Ce n’est pas pour autant que l’oued, ou ce qui en est resté, a pu être maîtrisé. En 1996, de nouvelles inondations ont frappé la capitale économique, précipitant les effondrements d’habitations et faisant des morts dans le quartier El Fida. Alors que la gestion de l’assainissement a été déléguée à la Lyonnaise des eaux (Lydec) l’année d’après, les crues ont continué à frapper plusieurs zones de la ville en période pluviale, en 2010, 2016 et 2021.

Une réadaptation nécessaire des activités humaines à la nature

A l’heure où le Maroc est de plus en plus concerné par le stress hydrique, poussant des chercheurs à appeler à une réadaptation des politiques agricoles qui risquent d’être impactées, cette incontournable source d’eau centenaire qu’est l’oued Bouskoura a été altérée à plus d’un titre. De 30 kilomètres, la longueur de la partie canalisée à ciel ouvert s’est rétrécie à 3 km en 2017. En 2018, celle du tunnel d’évacuation à l’océan à partir du Super collecteur Ouest a été mesurée sur 6,2 km. La «longueur approximative de l’oued ‘fantôme’ dans Casablanca» a été de 14 km.

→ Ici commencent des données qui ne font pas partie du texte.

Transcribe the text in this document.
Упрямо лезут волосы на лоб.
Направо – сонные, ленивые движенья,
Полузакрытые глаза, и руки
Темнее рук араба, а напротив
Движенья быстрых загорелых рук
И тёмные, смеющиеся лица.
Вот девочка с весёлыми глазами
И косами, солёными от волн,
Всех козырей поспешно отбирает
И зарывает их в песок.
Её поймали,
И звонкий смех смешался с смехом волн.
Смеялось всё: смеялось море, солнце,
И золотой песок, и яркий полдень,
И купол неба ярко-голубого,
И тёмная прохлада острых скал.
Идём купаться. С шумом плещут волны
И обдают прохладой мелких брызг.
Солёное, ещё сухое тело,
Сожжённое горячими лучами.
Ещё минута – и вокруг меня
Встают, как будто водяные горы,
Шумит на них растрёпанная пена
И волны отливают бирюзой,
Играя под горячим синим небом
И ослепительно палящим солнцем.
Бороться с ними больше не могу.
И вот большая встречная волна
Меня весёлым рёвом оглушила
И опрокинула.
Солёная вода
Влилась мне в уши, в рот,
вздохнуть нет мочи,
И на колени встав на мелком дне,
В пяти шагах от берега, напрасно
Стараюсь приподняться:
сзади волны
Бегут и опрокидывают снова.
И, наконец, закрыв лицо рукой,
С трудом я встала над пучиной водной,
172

Source : Mostafa KaraouaneSource : Mostafa Karaouane

Relevées à travers des marches le long de l’oued entre novembre et décembre 2019, des données chiffrées de l’ouvrage collectif indiquent que la zone entre Bouskoura et le Super collecteur Ouest à Lissasfa ne permet plus de fournir en eau que dix pompes, dont sept agricoles et trois pour l’arrosage de jardins. Par ailleurs, six passages de l’oued ont été identifiés sous les chemins de fer casablancais, 19 l’ont été sous une voie routière, en plus de «cinq déversements d’eaux usées industrielles», de «dix égouts potentiels ou rejets d’eaux pluviales» et de «huit passages à sec par ponts de fortune (mousse, palette, planche, enrochements, béton…)».

Malgré le bétonnage depuis plus d’un siècle, les sécheresses et la pollution industrielle, l’oued a continué de submerger d’eau son passage naturel, sans que l’occasion de cette abondance ne soit saisie pour enrichir les stocks hydriques au lieu de conduire à une situation de crise. «Comme nombre de villes entrant dans la modernité, bien qu’avec une radicalité peut-être plus franche qu’en Occident, du fait de l’autorité sans partage du Protectorat français, Casablanca a imperméabilisé ses sols et fait disparaître sous la chaussée le réseau hydrographique mineur», écrivent les auteurs. Autant dire que l’oued a fini par intégrer «le patrimoine invisible de « l’assainissement », de ses conduites, collecteurs et émissaires».